Wits Art Museum is currently presenting ‘Black Subjects’, an exhibition by South African-based artist Serge Alain Nitegeka, marking his first institutional solo show in Johannesburg. The presentation carries a particular poignancy for the artist, who has returned to his alma mater, where he completed his Bachelor of Fine Arts degree in 2009.

Installed in the gallery space directly below his former student studio, ‘Black Subjects’ reconnects Nitegeka with the institution that shaped his early artistic development. The exhibition reflects on his ongoing engagement with themes of migration, labour, and endurance — ideas that have informed his practice for nearly two decades.

A Return to Site and Scale

At the centre of the exhibition is Structural Response V, a large-scale wooden installation that transforms the gallery into an immersive environment. Composed of intersecting black-painted beams, the structure invites visitors to walk through and around its shifting geometry.

The work extends Nitegeka’s long-running exploration of the relationship between body, space, and movement. Each iteration of the Structural Response series offers a choreography of passage, compelling viewers to navigate their own bodies within the work’s sculptural logic. Structural Response V has been exhibited internationally, including at the Grahamstown Arts Festival (2011), the French Institute in Dakar (2012), the Savannah College of Art and Design (2015), the Norval Foundation (2018), and the Nirox Foundation (2023–24). Its presentation at Wits Art Museum brings the series back to the city where the artist’s visual language first took form.

Black Subjects and Embodied Narratives

Also featured is Nitegeka’s film BLACK SUBJECTS (2012), in which anonymous figures dressed entirely in black move through geometric wooden frameworks reminiscent of his installations. Their careful, deliberate movements evoke the psychological and physical conditions of migration and displacement — gestures of endurance that parallel the artist’s own reflections on belonging.

A selection of paintings accompanies the installation and film, depicting silhouetted figures traversing abstracted landscapes. The figures appear burdened with indistinct cargo, evoking the weight of migration, both literal and symbolic. These works extend Nitegeka’s minimalist aesthetic into a meditation on anonymity, collectivity, and perseverance.

The Viewer as Participant

By entering and moving through the sculptural environment, visitors become part of the artwork. The structure requires each person to negotiate space, balance, and resistance, echoing the physical and emotional negotiations faced by those who move through restricted or unfamiliar terrain.
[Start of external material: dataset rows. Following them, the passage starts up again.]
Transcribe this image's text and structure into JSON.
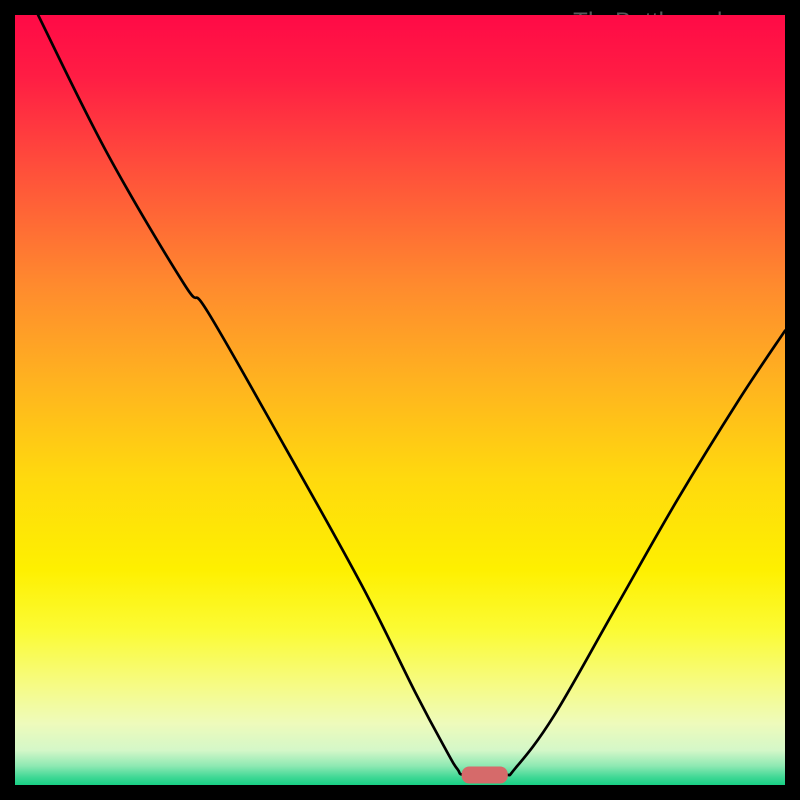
{
  "watermark": "TheBottleneck.com",
  "chart_data": {
    "type": "line",
    "title": "",
    "xlabel": "",
    "ylabel": "",
    "xlim": [
      0,
      100
    ],
    "ylim": [
      0,
      100
    ],
    "grid": false,
    "legend": false,
    "background": {
      "type": "vertical-gradient",
      "stops": [
        {
          "offset": 0.0,
          "color": "#ff0a46"
        },
        {
          "offset": 0.08,
          "color": "#ff1d44"
        },
        {
          "offset": 0.2,
          "color": "#ff4f3b"
        },
        {
          "offset": 0.35,
          "color": "#ff8a2e"
        },
        {
          "offset": 0.48,
          "color": "#ffb41f"
        },
        {
          "offset": 0.6,
          "color": "#ffd90e"
        },
        {
          "offset": 0.72,
          "color": "#fef000"
        },
        {
          "offset": 0.8,
          "color": "#fbfb35"
        },
        {
          "offset": 0.87,
          "color": "#f6fb84"
        },
        {
          "offset": 0.92,
          "color": "#eefbbb"
        },
        {
          "offset": 0.955,
          "color": "#d4f7c8"
        },
        {
          "offset": 0.975,
          "color": "#8fe9b3"
        },
        {
          "offset": 0.99,
          "color": "#3fd895"
        },
        {
          "offset": 1.0,
          "color": "#18cf84"
        }
      ]
    },
    "series": [
      {
        "name": "bottleneck-curve",
        "color": "#000000",
        "width": 2.2,
        "points": [
          {
            "x": 3.0,
            "y": 100.0
          },
          {
            "x": 12.0,
            "y": 82.0
          },
          {
            "x": 22.0,
            "y": 65.0
          },
          {
            "x": 25.0,
            "y": 61.5
          },
          {
            "x": 35.0,
            "y": 44.0
          },
          {
            "x": 45.0,
            "y": 26.0
          },
          {
            "x": 52.0,
            "y": 12.0
          },
          {
            "x": 56.0,
            "y": 4.5
          },
          {
            "x": 57.5,
            "y": 2.0
          },
          {
            "x": 58.5,
            "y": 1.3
          },
          {
            "x": 63.5,
            "y": 1.3
          },
          {
            "x": 65.0,
            "y": 2.2
          },
          {
            "x": 70.0,
            "y": 9.0
          },
          {
            "x": 78.0,
            "y": 23.0
          },
          {
            "x": 86.0,
            "y": 37.0
          },
          {
            "x": 94.0,
            "y": 50.0
          },
          {
            "x": 100.0,
            "y": 59.0
          }
        ]
      }
    ],
    "marker": {
      "name": "optimal-point",
      "shape": "rounded-rect",
      "color": "#d66a6a",
      "cx": 61.0,
      "cy": 1.3,
      "w": 6.0,
      "h": 2.2
    }
  }
}
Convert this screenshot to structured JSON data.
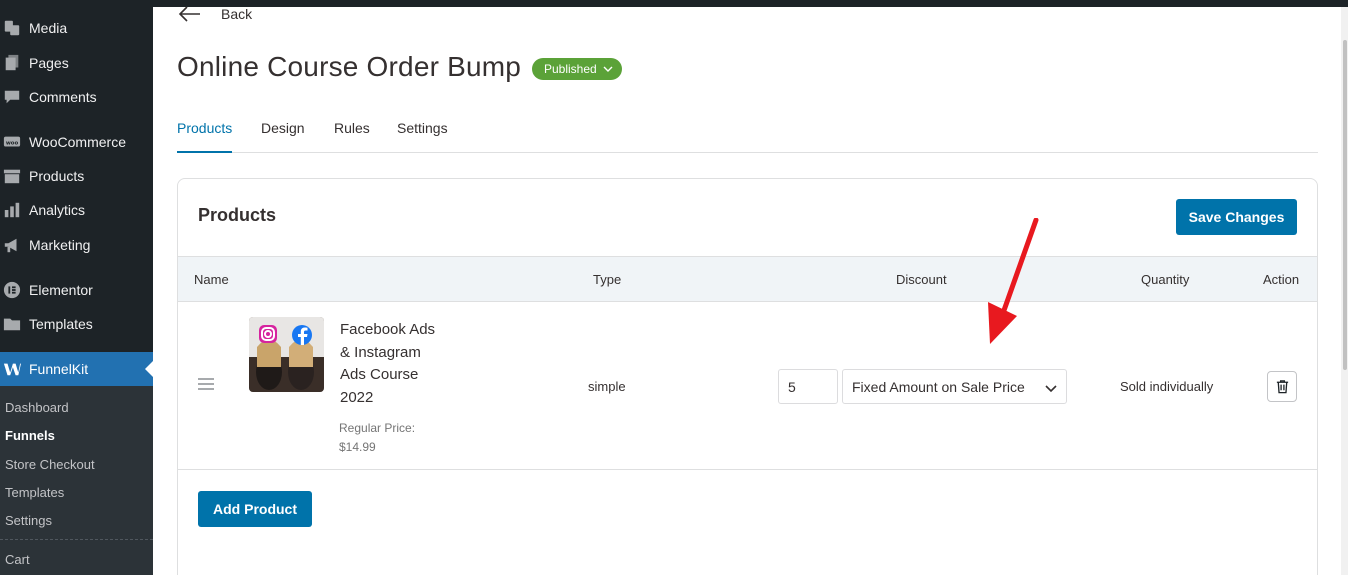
{
  "sidebar": {
    "items": [
      {
        "label": "Media",
        "icon": "media-icon"
      },
      {
        "label": "Pages",
        "icon": "pages-icon"
      },
      {
        "label": "Comments",
        "icon": "comments-icon"
      },
      {
        "label": "WooCommerce",
        "icon": "woocommerce-icon"
      },
      {
        "label": "Products",
        "icon": "products-icon"
      },
      {
        "label": "Analytics",
        "icon": "analytics-icon"
      },
      {
        "label": "Marketing",
        "icon": "marketing-icon"
      },
      {
        "label": "Elementor",
        "icon": "elementor-icon"
      },
      {
        "label": "Templates",
        "icon": "templates-icon"
      },
      {
        "label": "FunnelKit",
        "icon": "funnelkit-icon"
      }
    ],
    "submenu": [
      "Dashboard",
      "Funnels",
      "Store Checkout",
      "Templates",
      "Settings"
    ],
    "submenu_current": "Funnels",
    "after_separator": "Cart",
    "active_color": "#2271b1"
  },
  "header": {
    "back_label": "Back",
    "title": "Online Course Order Bump",
    "status": "Published",
    "status_color": "#5ba238"
  },
  "tabs": [
    "Products",
    "Design",
    "Rules",
    "Settings"
  ],
  "active_tab": "Products",
  "panel": {
    "title": "Products",
    "save_label": "Save Changes",
    "add_label": "Add Product",
    "columns": [
      "Name",
      "Type",
      "Discount",
      "Quantity",
      "Action"
    ],
    "rows": [
      {
        "name_lines": [
          "Facebook Ads",
          "& Instagram",
          "Ads Course",
          "2022"
        ],
        "price_label": "Regular Price:",
        "price": "$14.99",
        "type": "simple",
        "discount_value": "5",
        "discount_type": "Fixed Amount on Sale Price",
        "quantity": "Sold individually",
        "action_icon": "trash-icon"
      }
    ]
  },
  "accent_color": "#0073aa",
  "annotation_arrow_color": "#e8191f"
}
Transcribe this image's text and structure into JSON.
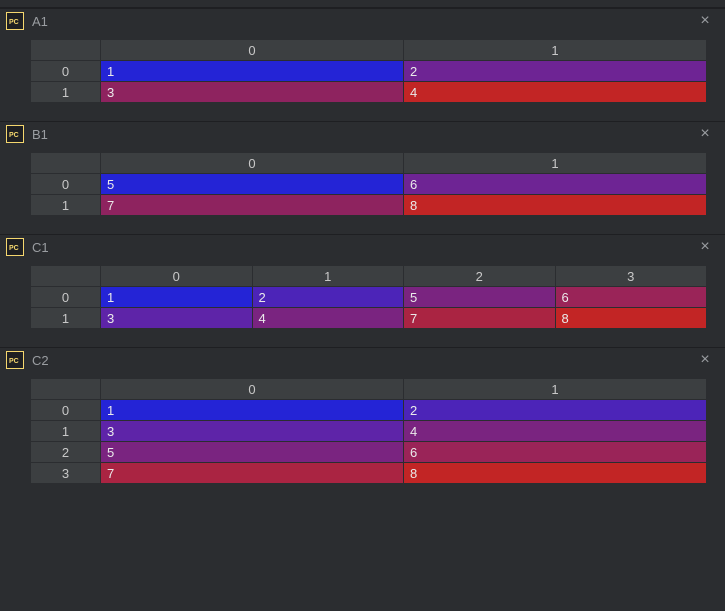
{
  "icon_label": "PC",
  "panels": [
    {
      "title": "A1",
      "col_headers": [
        "0",
        "1"
      ],
      "row_headers": [
        "0",
        "1"
      ],
      "cells": [
        [
          {
            "v": "1",
            "bg": "#2424d6"
          },
          {
            "v": "2",
            "bg": "#6e2494"
          }
        ],
        [
          {
            "v": "3",
            "bg": "#8e235f"
          },
          {
            "v": "4",
            "bg": "#c22525"
          }
        ]
      ]
    },
    {
      "title": "B1",
      "col_headers": [
        "0",
        "1"
      ],
      "row_headers": [
        "0",
        "1"
      ],
      "cells": [
        [
          {
            "v": "5",
            "bg": "#2424d6"
          },
          {
            "v": "6",
            "bg": "#6e2494"
          }
        ],
        [
          {
            "v": "7",
            "bg": "#8e235f"
          },
          {
            "v": "8",
            "bg": "#c22525"
          }
        ]
      ]
    },
    {
      "title": "C1",
      "col_headers": [
        "0",
        "1",
        "2",
        "3"
      ],
      "row_headers": [
        "0",
        "1"
      ],
      "cells": [
        [
          {
            "v": "1",
            "bg": "#2424d6"
          },
          {
            "v": "2",
            "bg": "#4c24b8"
          },
          {
            "v": "5",
            "bg": "#7a2480"
          },
          {
            "v": "6",
            "bg": "#9a2458"
          }
        ],
        [
          {
            "v": "3",
            "bg": "#5e24a8"
          },
          {
            "v": "4",
            "bg": "#7a2480"
          },
          {
            "v": "7",
            "bg": "#aa2442"
          },
          {
            "v": "8",
            "bg": "#c22525"
          }
        ]
      ]
    },
    {
      "title": "C2",
      "col_headers": [
        "0",
        "1"
      ],
      "row_headers": [
        "0",
        "1",
        "2",
        "3"
      ],
      "cells": [
        [
          {
            "v": "1",
            "bg": "#2424d6"
          },
          {
            "v": "2",
            "bg": "#4c24b8"
          }
        ],
        [
          {
            "v": "3",
            "bg": "#5e24a8"
          },
          {
            "v": "4",
            "bg": "#7a2480"
          }
        ],
        [
          {
            "v": "5",
            "bg": "#7a2480"
          },
          {
            "v": "6",
            "bg": "#9a2458"
          }
        ],
        [
          {
            "v": "7",
            "bg": "#aa2442"
          },
          {
            "v": "8",
            "bg": "#c22525"
          }
        ]
      ]
    }
  ]
}
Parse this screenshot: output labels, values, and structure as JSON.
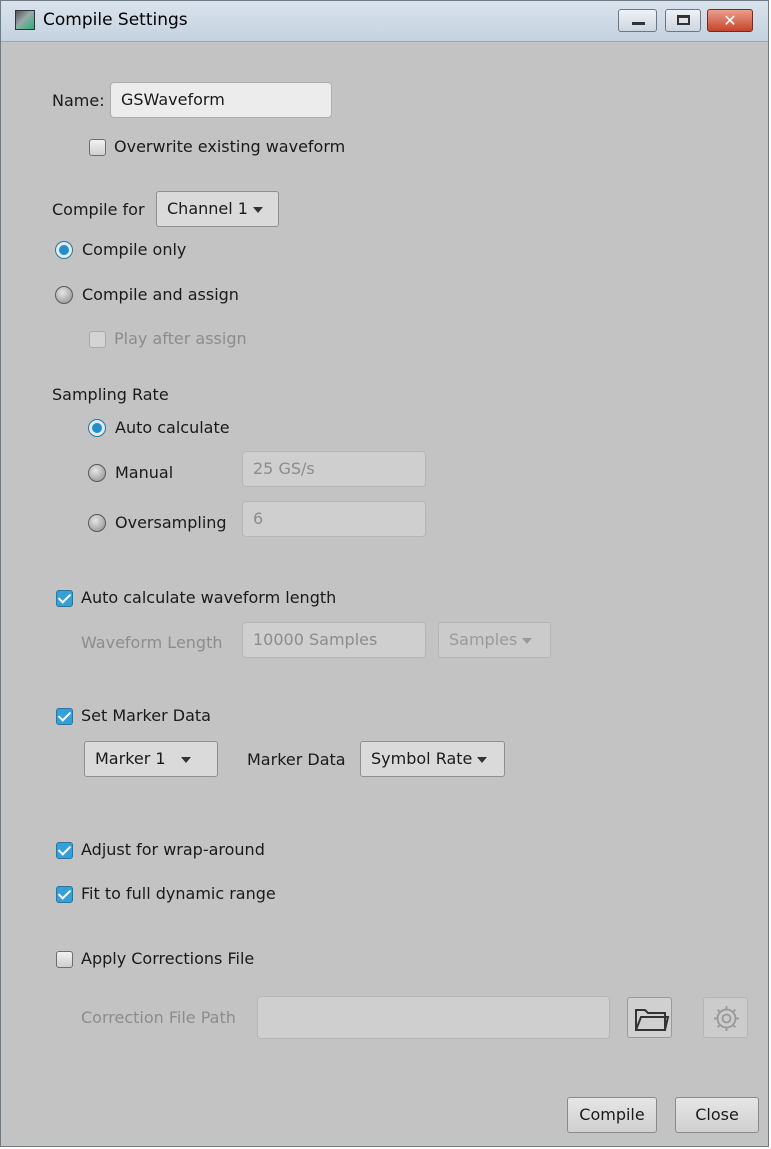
{
  "window": {
    "title": "Compile Settings",
    "icons": {
      "app": "app-icon",
      "minimize": "minimize-icon",
      "maximize": "maximize-icon",
      "close": "close-icon"
    },
    "close_glyph": "✕"
  },
  "name": {
    "label": "Name:",
    "value": "GSWaveform"
  },
  "overwrite": {
    "label": "Overwrite existing waveform",
    "checked": false
  },
  "compile_for": {
    "label": "Compile for",
    "selected": "Channel 1"
  },
  "compile_mode": {
    "compile_only": "Compile only",
    "compile_and_assign": "Compile and assign",
    "selected": "compile_only"
  },
  "play_after_assign": {
    "label": "Play after assign",
    "checked": false,
    "enabled": false
  },
  "sampling_rate": {
    "heading": "Sampling Rate",
    "auto_label": "Auto calculate",
    "manual_label": "Manual",
    "manual_value": "25 GS/s",
    "oversampling_label": "Oversampling",
    "oversampling_value": "6",
    "selected": "auto"
  },
  "waveform_length": {
    "auto_label": "Auto calculate waveform length",
    "checked": true,
    "length_label": "Waveform Length",
    "length_value": "10000 Samples",
    "unit": "Samples"
  },
  "marker": {
    "set_label": "Set Marker Data",
    "checked": true,
    "marker_selected": "Marker 1",
    "data_label": "Marker Data",
    "data_selected": "Symbol Rate"
  },
  "adjust_wrap": {
    "label": "Adjust for wrap-around",
    "checked": true
  },
  "fit_range": {
    "label": "Fit to full dynamic range",
    "checked": true
  },
  "corrections": {
    "apply_label": "Apply Corrections File",
    "checked": false,
    "path_label": "Correction File Path",
    "path_value": "",
    "browse_icon": "folder-icon",
    "settings_icon": "gear-icon"
  },
  "buttons": {
    "compile": "Compile",
    "close": "Close"
  },
  "colors": {
    "accent": "#33a0d9",
    "background": "#c3c3c3"
  }
}
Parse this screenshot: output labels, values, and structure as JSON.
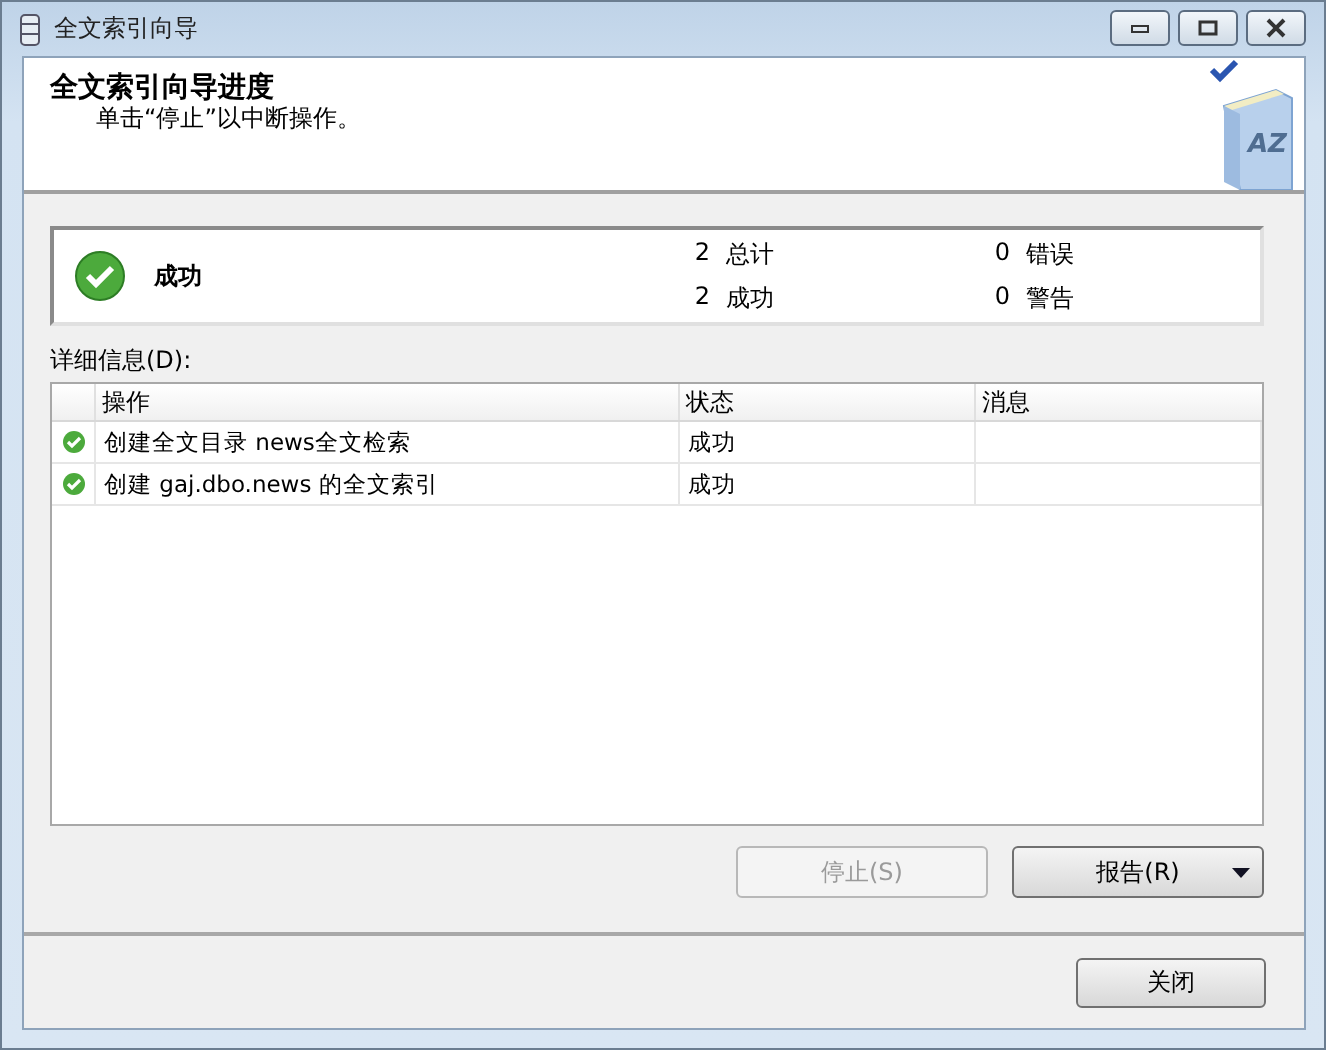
{
  "window": {
    "title": "全文索引向导"
  },
  "header": {
    "title": "全文索引向导进度",
    "subtitle": "单击“停止”以中断操作。",
    "icon_text": "AZ"
  },
  "summary": {
    "status": "成功",
    "stats": [
      {
        "count": "2",
        "label": "总计"
      },
      {
        "count": "0",
        "label": "错误"
      },
      {
        "count": "2",
        "label": "成功"
      },
      {
        "count": "0",
        "label": "警告"
      }
    ]
  },
  "details_label": "详细信息(D):",
  "table": {
    "columns": [
      "操作",
      "状态",
      "消息"
    ],
    "rows": [
      {
        "action": "创建全文目录 news全文检索",
        "status": "成功",
        "message": ""
      },
      {
        "action": "创建 gaj.dbo.news 的全文索引",
        "status": "成功",
        "message": ""
      }
    ]
  },
  "buttons": [
    {
      "label": "停止(S)",
      "disabled": true,
      "kind": "plain"
    },
    {
      "label": "报告(R)",
      "disabled": false,
      "kind": "dropdown"
    }
  ],
  "close_button": {
    "label": "关闭"
  }
}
Through this interplay between structure and movement, ‘Black Subjects’ transforms the gallery into a living architecture of constraint and release. The work’s stark geometry, defined by planes of black and intersecting beams, heightens this embodied experience — abstraction made physical.

A Full-Circle Conversation

Nitegeka’s practice continues to engage with questions of identity, displacement, and adaptation, articulated through a rigorous language of abstraction and form. Born in Burundi and raised between Rwanda and South Africa, his work distills the experience of forced migration into precise, spatial encounters.

At Wits Art Museum, this exhibition completes a circle — from the student spaces where his practice began to the institutional stage where his vision returns in maturity. ‘Black Subjects’ reaffirms Nitegeka’s ability to translate deeply personal histories into universal visual experiences, reminding audiences that movement, whether voluntary or imposed, remains a defining human condition.